Cross-language security parity
Alap's parser exists in seven languages. All share the same security baseline:
| Feature | TypeScript | Rust | Python | PHP | Go | Java | Ruby |
|---|---|---|---|---|---|---|---|
| URL sanitization | yes | yes | yes | yes | yes | yes | yes |
| Prototype pollution defense | yes | yes | yes (+ dunders) | yes | yes | yes | yes |
| Resource limits (depth/tokens) | yes | yes | yes | yes | yes | yes | yes |
| ReDoS detection | syntactic | N/A (safe engine) | syntactic | syntactic + pcre.backtrack_limit | N/A (RE2 engine) | syntactic | syntactic |
validateConfig | yes | yes | yes | yes | yes | yes | yes |
| SSRF guard (syntactic) | yes | yes | yes | yes | yes | yes | yes |
| DNS-rebinding guard (socket-level) | yes | N/A | N/A | N/A | N/A | N/A | N/A |
The socket-level DNS-rebinding guard only applies where Alap itself opens sockets. That's the TypeScript library's built-in fetch protocols (:web:, :json:, :hn:, :atproto:). The other ports are parser-only — they don't ship HTTP-fetching protocols, so there's no library-level fetch path for the rebind guard to protect. Each port does export the syntactic is_private_host(url) helper for consumers who build their own fetch-based extensions; rebind defense in that case is the consumer's responsibility.

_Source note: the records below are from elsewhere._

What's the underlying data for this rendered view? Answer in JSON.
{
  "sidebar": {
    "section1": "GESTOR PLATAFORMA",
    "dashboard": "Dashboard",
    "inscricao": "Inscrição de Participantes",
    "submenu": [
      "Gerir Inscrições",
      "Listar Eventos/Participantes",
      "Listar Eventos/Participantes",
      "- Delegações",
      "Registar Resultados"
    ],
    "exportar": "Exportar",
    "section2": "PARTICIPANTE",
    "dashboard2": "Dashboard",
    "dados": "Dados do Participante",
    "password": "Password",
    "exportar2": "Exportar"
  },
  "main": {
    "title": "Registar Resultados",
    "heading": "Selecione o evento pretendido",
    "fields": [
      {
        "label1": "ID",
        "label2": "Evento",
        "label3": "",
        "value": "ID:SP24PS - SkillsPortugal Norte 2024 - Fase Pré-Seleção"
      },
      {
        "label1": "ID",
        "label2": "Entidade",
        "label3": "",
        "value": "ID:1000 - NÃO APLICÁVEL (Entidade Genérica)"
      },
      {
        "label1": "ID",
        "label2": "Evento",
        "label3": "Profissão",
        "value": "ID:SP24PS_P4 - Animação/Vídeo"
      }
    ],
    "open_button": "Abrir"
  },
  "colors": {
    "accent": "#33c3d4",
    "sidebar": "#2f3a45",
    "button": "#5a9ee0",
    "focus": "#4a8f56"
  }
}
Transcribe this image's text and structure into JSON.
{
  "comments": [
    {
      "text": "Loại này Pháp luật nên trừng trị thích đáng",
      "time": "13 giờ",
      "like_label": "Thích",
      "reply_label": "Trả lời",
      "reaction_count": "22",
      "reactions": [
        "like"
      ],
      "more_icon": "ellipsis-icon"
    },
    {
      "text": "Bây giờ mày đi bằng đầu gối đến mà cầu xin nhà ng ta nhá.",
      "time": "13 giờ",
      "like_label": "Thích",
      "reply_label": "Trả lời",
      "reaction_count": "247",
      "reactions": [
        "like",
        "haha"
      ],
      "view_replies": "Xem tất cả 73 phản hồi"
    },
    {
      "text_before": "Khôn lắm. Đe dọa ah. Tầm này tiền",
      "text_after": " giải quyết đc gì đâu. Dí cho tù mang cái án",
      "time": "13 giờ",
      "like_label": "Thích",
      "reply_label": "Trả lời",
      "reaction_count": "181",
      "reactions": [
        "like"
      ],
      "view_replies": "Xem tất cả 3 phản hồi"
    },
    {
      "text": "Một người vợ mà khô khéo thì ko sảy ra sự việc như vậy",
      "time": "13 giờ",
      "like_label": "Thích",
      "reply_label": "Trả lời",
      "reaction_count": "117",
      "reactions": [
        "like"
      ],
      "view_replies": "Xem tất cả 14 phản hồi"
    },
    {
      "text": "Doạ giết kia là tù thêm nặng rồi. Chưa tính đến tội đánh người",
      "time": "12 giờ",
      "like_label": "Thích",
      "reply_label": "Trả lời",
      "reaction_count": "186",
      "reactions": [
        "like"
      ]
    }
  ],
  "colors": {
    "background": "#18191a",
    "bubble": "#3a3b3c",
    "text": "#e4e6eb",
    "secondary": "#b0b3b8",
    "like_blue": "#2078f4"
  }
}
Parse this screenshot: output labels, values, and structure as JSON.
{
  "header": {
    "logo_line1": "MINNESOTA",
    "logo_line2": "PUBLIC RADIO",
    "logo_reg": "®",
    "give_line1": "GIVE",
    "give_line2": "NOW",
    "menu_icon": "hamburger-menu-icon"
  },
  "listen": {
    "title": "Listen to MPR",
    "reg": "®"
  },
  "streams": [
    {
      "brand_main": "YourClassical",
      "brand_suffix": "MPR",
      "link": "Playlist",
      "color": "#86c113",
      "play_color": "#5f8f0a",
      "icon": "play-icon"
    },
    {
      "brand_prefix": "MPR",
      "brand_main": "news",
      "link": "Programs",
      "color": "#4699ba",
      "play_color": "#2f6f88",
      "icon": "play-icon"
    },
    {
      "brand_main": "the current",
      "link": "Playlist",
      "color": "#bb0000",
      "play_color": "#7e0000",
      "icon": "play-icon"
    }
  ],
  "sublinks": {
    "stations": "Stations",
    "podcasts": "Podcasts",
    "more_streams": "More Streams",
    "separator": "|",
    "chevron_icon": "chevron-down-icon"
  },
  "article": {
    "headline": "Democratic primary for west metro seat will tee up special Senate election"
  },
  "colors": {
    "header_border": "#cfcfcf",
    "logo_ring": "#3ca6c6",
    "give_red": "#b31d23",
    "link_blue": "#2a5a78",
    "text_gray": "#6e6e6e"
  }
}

Language-specific defenses:
- Python: Blocks dunder keys (
__class__,__bases__,__mro__,__subclasses__) in addition to JS prototype-pollution keys. Keeps configs passed downstream to templating engines (Jinja2) or logging formatters from carrying handles into Python internals. - PHP: Rejects non-array input to
validateConfig()— enforcesjson_decode($json, true)to prevent PHP Object Injection. Wraps regex execution with a temporarypcre.backtrack_limit(10,000) as a circuit breaker in case the syntactic ReDoS check misses an edge case. - Go: Explicitly handles IPv4-mapped IPv6 addresses (
::ffff:127.0.0.1) in the SSRF guard vianet.IP.To4()conversion before CIDR checking. - Rust/Go: Regex engines are inherently safe from ReDoS (finite automata, no backtracking). Syntactic validation still checks for compilation errors.
- Java: SSRF guard uses
InetAddressfor resolution with loopback/link-local/site-local checks.
Known limitation (TypeScript/Python): The REGEX_TIMEOUT_MS constant is checked between loop iterations, not during a single RegExp.exec() call. JavaScript and Python have no built-in mechanism to interrupt a running regex. The syntactic validateRegex() check is the primary defense.
CI/CD supply chain hardening
All GitHub Actions are pinned to full commit SHAs (not mutable version tags) to prevent supply chain attacks like the Trivy incident (March 2026). Dependabot is configured to submit PRs for SHA updates.
The security audit runs:
- TypeScript:
pnpm audit, security test suites, dangerous pattern scan, lockfile integrity - Rust:
cargo audit,validate_config+ssrf_guardtests - Python:
pytestforvalidate_config,validate_regex,ssrf_guard - PHP:
composer audit, PHPUnit forValidateConfig,ValidateRegex,SsrfGuard - Go:
go testforValidateConfig,IsPrivateHost
Recommendation
Always call validateConfig() on configs from external sources. For configs you control (hardcoded JSON, checked into your repo), validation is optional — the engine handles them safely.